Właściciel warsztatu samochodowego szacuje straty wczorajszego (01.02) pożaru, do którego doszło po godz. 23.00 przy ul. Krakowskiej w Jeleniej Górze. Całkowicie spłonęły dwa samochody, cztery z nich uległy częściowemu zniszczeniu. Prawdopodobną przyczyną pożaru było podpalenie. Sprawą zajęła się policja.
- Istnieje podejrzenie, że doszło do podpalenia – potwierdza podinsp.
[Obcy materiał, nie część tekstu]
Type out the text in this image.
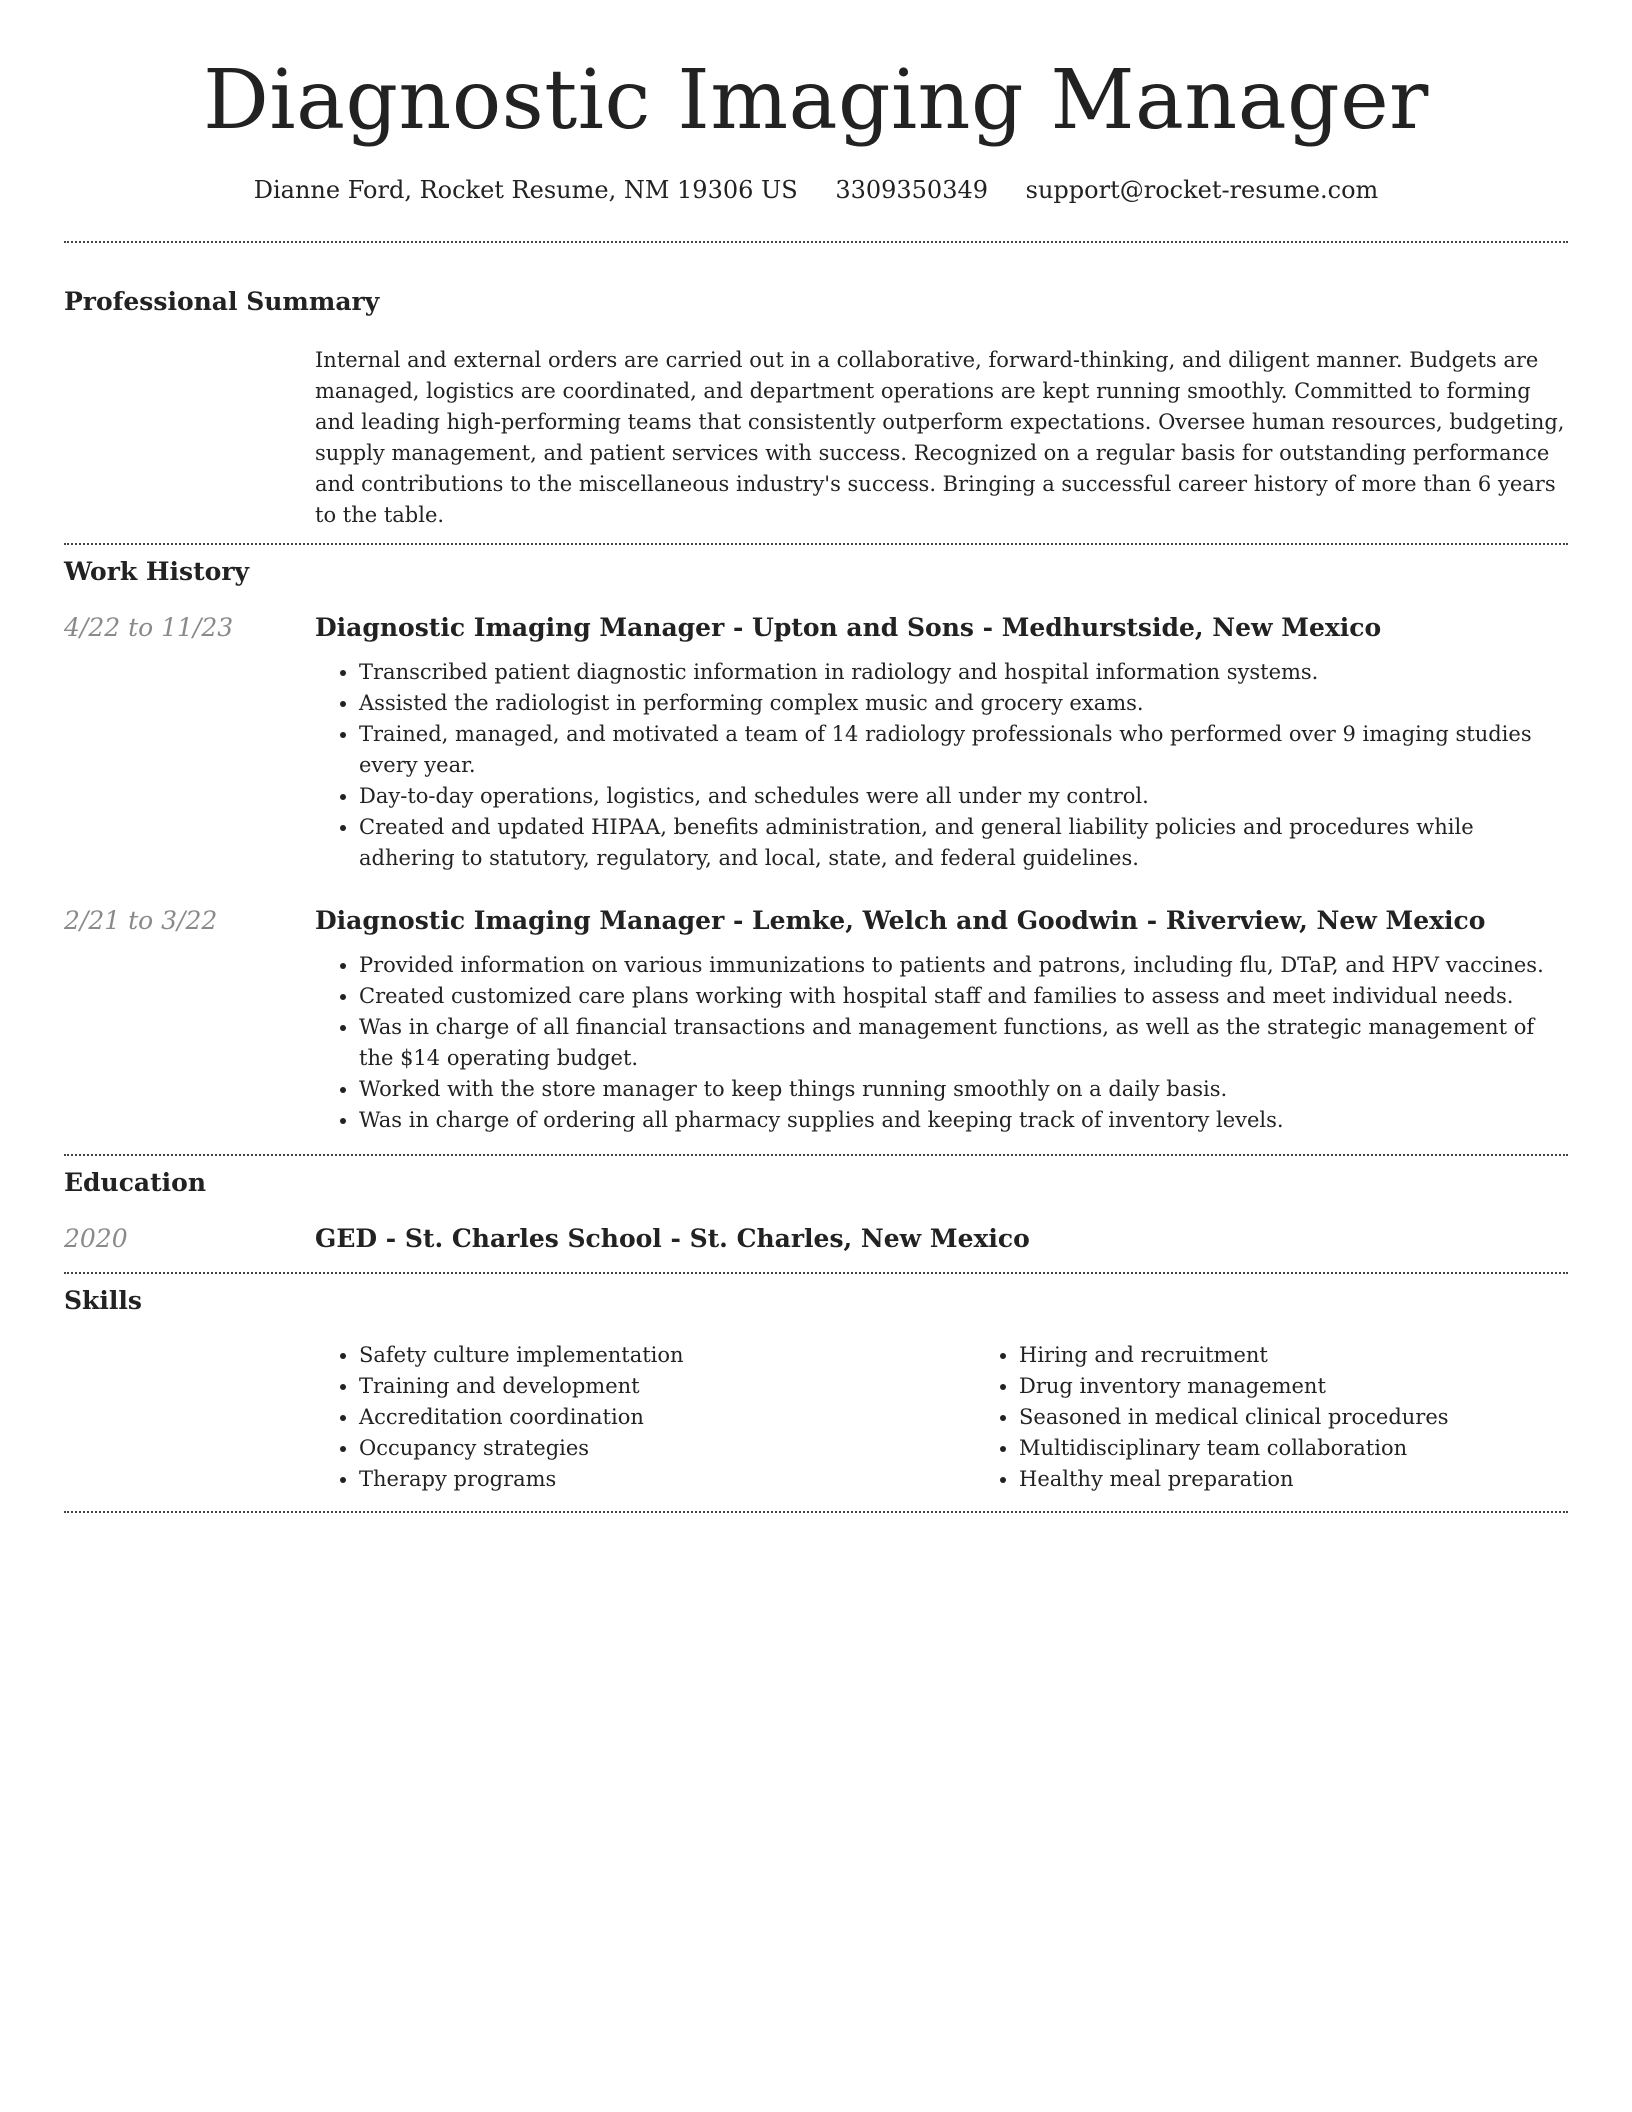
Diagnostic Imaging Manager
Dianne Ford, Rocket Resume, NM 19306 US 3309350349 support@rocket-resume.com
Professional Summary

Internal and external orders are carried out in a collaborative, forward-thinking, and diligent manner. Budgets are managed, logistics are coordinated, and department operations are kept running smoothly. Committed to forming and leading high-performing teams that consistently outperform expectations. Oversee human resources, budgeting, supply management, and patient services with success. Recognized on a regular basis for outstanding performance and contributions to the miscellaneous industry's success. Bringing a successful career history of more than 6 years to the table.

Work History
4/22 to 11/23	Diagnostic Imaging Manager - Upton and Sons - Medhurstside, New Mexico
• Transcribed patient diagnostic information in radiology and hospital information systems.
• Assisted the radiologist in performing complex music and grocery exams.
• Trained, managed, and motivated a team of 14 radiology professionals who performed over 9 imaging studies every year.
• Day-to-day operations, logistics, and schedules were all under my control.
• Created and updated HIPAA, benefits administration, and general liability policies and procedures while adhering to statutory, regulatory, and local, state, and federal guidelines.
2/21 to 3/22	Diagnostic Imaging Manager - Lemke, Welch and Goodwin - Riverview, New Mexico
• Provided information on various immunizations to patients and patrons, including flu, DTaP, and HPV vaccines.
• Created customized care plans working with hospital staff and families to assess and meet individual needs.
• Was in charge of all financial transactions and management functions, as well as the strategic management of the $14 operating budget.
• Worked with the store manager to keep things running smoothly on a daily basis.
• Was in charge of ordering all pharmacy supplies and keeping track of inventory levels.
Education
2020	GED - St. Charles School - St. Charles, New Mexico
Skills
• Safety culture implementation
• Training and development
• Accreditation coordination
• Occupancy strategies
• Therapy programs
• Hiring and recruitment
• Drug inventory management
• Seasoned in medical clinical procedures
• Multidisciplinary team collaboration
• Healthy meal preparation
Edyta Bagrowska, rzecznik prasowy Komendy Miejskiej Policji w Jeleniej Górze. – Właściciel szacuje straty, ale w związku z tym, że jest to tzw. przestępstwo wnioskowe, poszkodowany musi złożyć oficjalne zawiadomienie o popełnieniu przestępstwa – dodaje rzeczniczka policji.
Całkowicie spłonęły: volkswagen sharan i suzuki vitara, natomiast strażakom udało się ugasić cztery pozostałe samochody. To ford probe, volvo 240, alfa romeo i opel astra. Wszystkie pojazdy były prawdopodobnie przeznaczone do recyklingu.
Pożar gasiło sześciu strażaków. Akcja trwała godzinę.